The 16 parents charged in a second superseding indictment last Tuesday now face several charges, including conspiracy to commit mail and wire fraud, honest services mail and wire fraud, and conspiracy to commit money laundering. According to the documents filed Monday, Lori and Giannulli also waived their right to appear in court for their arraignment on charges in the superseding indictment arraignment.
Prosecutors allege the parents charged paid admissions consultant William “Rick” Singer, 58, more than $25 million total to rig test scores, cheat on standardized tests, and bribe college coaches —all with the goal of getting their children into elite universities. Among the charged was fellow actress Felicity Huffman, who pleaded guilty to her role in the scam last week.
“I have some concerns and want to fully understand that game plan to make sure we have a roadmap for success as it relates to [our older daughter] and getting her into a school other than ASU!” Giannulli allegedly wrote in an email to Singer, according to Tuesday’s indictment.
Both daughters, YouTube star Olivia Jade and Bella, have left the school since the scandal erupted, and several beauty brands have dropped the elder daughter from advertisement deals. The Hallmark Channel also cut ties with Loughlin.
According to People magazine, Loughlin and her husband are reportedly reluctant to plead guilty because of how it would affect their relationship with their two daughters.
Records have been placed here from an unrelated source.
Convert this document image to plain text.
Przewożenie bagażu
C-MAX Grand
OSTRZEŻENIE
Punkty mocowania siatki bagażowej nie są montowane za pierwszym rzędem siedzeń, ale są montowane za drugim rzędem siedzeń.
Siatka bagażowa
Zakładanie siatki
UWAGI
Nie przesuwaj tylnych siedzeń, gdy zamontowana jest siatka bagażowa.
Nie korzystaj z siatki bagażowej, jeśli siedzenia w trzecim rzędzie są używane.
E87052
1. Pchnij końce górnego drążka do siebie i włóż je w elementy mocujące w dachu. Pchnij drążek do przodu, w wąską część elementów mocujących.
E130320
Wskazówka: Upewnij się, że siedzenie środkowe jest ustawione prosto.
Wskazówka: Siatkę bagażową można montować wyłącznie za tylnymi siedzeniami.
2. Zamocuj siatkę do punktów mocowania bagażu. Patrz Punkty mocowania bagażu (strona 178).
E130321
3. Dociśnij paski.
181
“She is very concerned about what a guilty plea would do to her daughters, who may not have grasped everything that was going on,” an unnamed source told the publication on Saturday. “Yes, she can think about the public perception of her, but that’s nothing compared to what her daughters think of her. So that is something that has understandably made her less likely to enter a plea.”
Representatives for Loughlin and Giannulli did not immediately respond to The Daily Beast’s request for comment.